German MP calls for government action on loneliness
November 6, 2020
German Social Democrats MP and physician Karl Lauterbach says loss of quality of life is the high price the elderly pay for pandemic control. He said the pandemic has highlighted the impact of loneliness on health.
DW: People all over the world have grappled with isolation as countries go into lockdown; but for elderly people, it has been particularly hard. Studies have shown that loneliness among older adults has increased during the pandemic. As European countries go back into lockdown, the elderly will again find themselves faced with the mental challenges of isolation. How is loneliness affecting people during lockdown?
Karl Lauterbach: Loneliness is a major problem for people in the coronavirus pandemic. Loneliness is, in general terms, already a big issue, but with the coronavirus pandemic lockdown: people are more isolated, people are not allowed to go out, people are not allowed to go into restaurants or pubs.
So, social activities that were already limited before the pandemic [for lonely people] are further limited by the interventions we had to come up with to protect the population. This is a major side effect of the pandemic. Loneliness is an epidemic, and it is a big problem for those who were already lonely before the pandemic started.
The elderly in particular have been advised to 'cocoon' — what effect does that have on someone who is already isolated?
The consequences of loneliness are already horrible under any circumstances. But if you are living in a time when you are lonely, are not permitted to meet friends, and are anxious about putting yourself and others at risk of becoming ill or dying — all of that combines loneliness with anxiety.
It may very well, in some people, lead to a kind of despair, because we don't have a good perspective on when old people will be allowed to live in the way they lived two years ago. There is no clear end to the pandemic.

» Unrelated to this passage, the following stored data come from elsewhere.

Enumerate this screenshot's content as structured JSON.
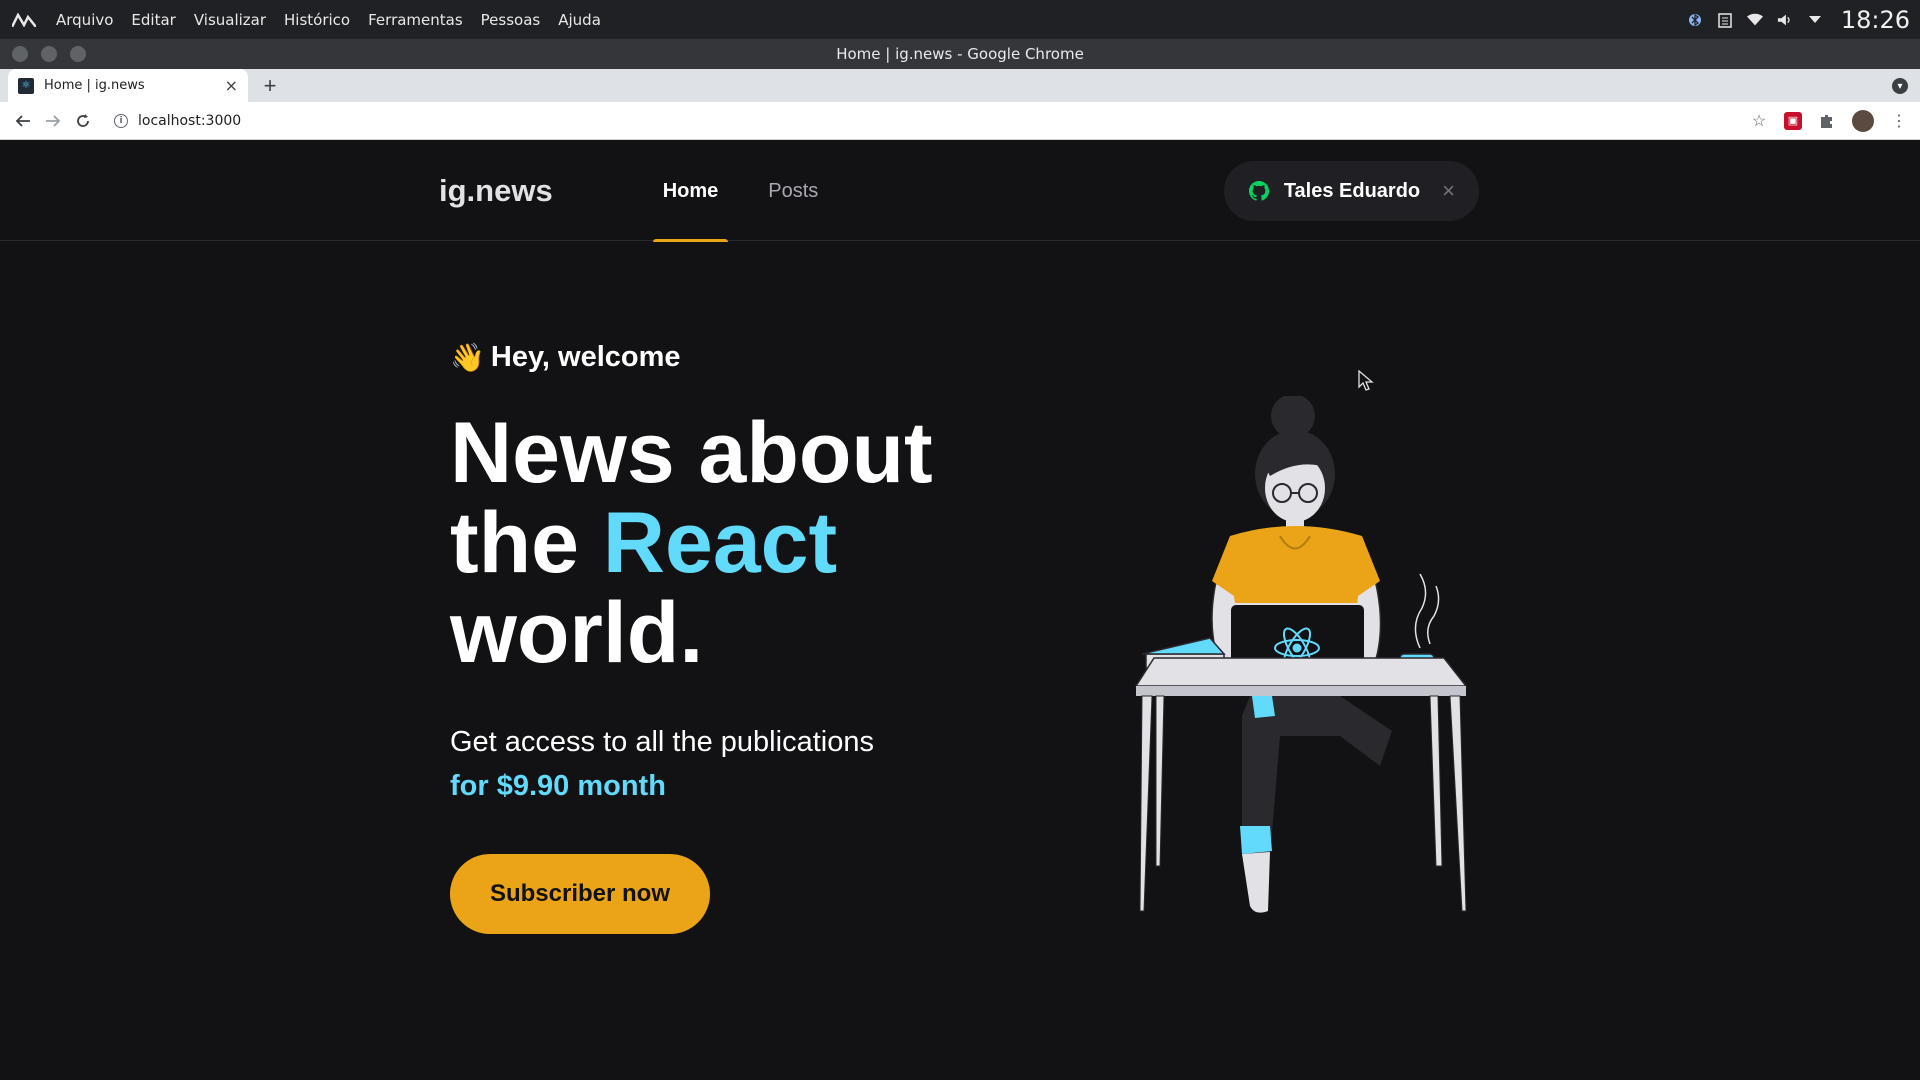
{
  "os": {
    "menu": [
      "Arquivo",
      "Editar",
      "Visualizar",
      "Histórico",
      "Ferramentas",
      "Pessoas",
      "Ajuda"
    ],
    "clock": "18:26",
    "tray_icons": [
      "bluetooth-icon",
      "clipboard-icon",
      "wifi-icon",
      "volume-icon",
      "dropdown-icon"
    ]
  },
  "browser": {
    "window_title": "Home | ig.news - Google Chrome",
    "tab_title": "Home | ig.news",
    "new_tab": "+",
    "url": "localhost:3000"
  },
  "app": {
    "logo": "ig.news",
    "nav": [
      {
        "label": "Home",
        "active": true
      },
      {
        "label": "Posts",
        "active": false
      }
    ],
    "user_name": "Tales Eduardo",
    "close_symbol": "×",
    "welcome": "Hey, welcome",
    "wave": "👋",
    "headline_line1": "News about",
    "headline_the": "the ",
    "headline_highlight": "React",
    "headline_line3": "world.",
    "sub_line1": "Get access to all the publications",
    "sub_price": "for $9.90 month",
    "cta_label": "Subscriber now"
  },
  "colors": {
    "background": "#121214",
    "accent_yellow": "#eba417",
    "accent_cyan": "#61dafb",
    "github_green": "#04d361"
  }
}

What are the physical health effects of loneliness?
We know from the studies that loneliness can lead to cardiovascular disease, it can lead to hypertension. We know that social isolation is a risk factor for the premature development of cognitive impairment and cognitive decline and may even lead to premature dementia. In that sense the loneliness epidemic that we are currently going through during the coronavirus pandemic is also of physical importance.
What are your thoughts about quality of life versus longevity, especially for elderly people who may be living out their final years not surrounded by friends and family?
It is clear that for the elderly the coronavirus pandemic leads to major losses in their quality of life, because they are isolated, they live at risk, they are anxious, they are lonely, and they are very often in a situation where they do not see a clear end to the pandemic. Therefore, there is also some insecurity about what the future will bring. Clearly, losses in quality of life are a high price that the elderly are currently paying for the pandemic control.
Is it possible that the effects of isolation could be more harmful to an elderly person than getting the coronavirus?
Rarely, the coronavirus for the elderly is a deadly disease — in the elderly above 80 years old 10% of people who get COVID-19 die. More importantly, those who survive the disease often have long-lasting effects. Therefore, despite the fact that loneliness is, in itself, harmful and lowers the quality of life, there is just no possibility not to take the precautions that we need to take.
Do you think lockdown is harder on elderly people than other groups in the population?
Yes, lockdown is much harder on the elderly, because they often have a limited number of friends, and if they cannot see these friends anymore, that means something to their meaning of life. Also, socializing is extremely important for the elderly because socializing not only maintains their quality of life but also maintains mental health and very often even maintains cognitive function.
The elderly pay the highest price for the pandemic control. But they also have the biggest gains because otherwise many, unfortunately, would sustain major impairments, and many would die.
We don’t know how long this pandemic is going to last, and there is no vaccine yet. Do you think the elderly should live out their final years following the rules rather than taking more risks to have more socialization?
I don't see this as a tradeoff. I believe that in the early months of next year we will have vaccines, which can be used to protect the elderly, in particular. I don’t think we will face this dilemma.
In that sense, we can have it both ways — we can reduce loneliness next year and protect the lives of the elderly. We can realistically wait for successes that will help elderly people to see a glimmer of hope next year.
Loneliness was a problem before COVID-19. How can we address loneliness after the pandemic?
I am convinced that loneliness is a big issue and that after the pandemic, we should really create institutions [to reduce loneliness]. In Germany, for example, we could have a secretary of state or someone who is responsible for this in the government.
But we clearly must pay more attention to the fact that loneliness is a major threat to public health. The pandemic has taught us how important loneliness is, so we need to be prepared. This will not be our last pandemic, and loneliness is always a risk in pandemic control. The issue of creating barriers against loneliness are ever more important, ever more pertinent.
Louisa Wright conducted this interview. It has been edited for length and clarity.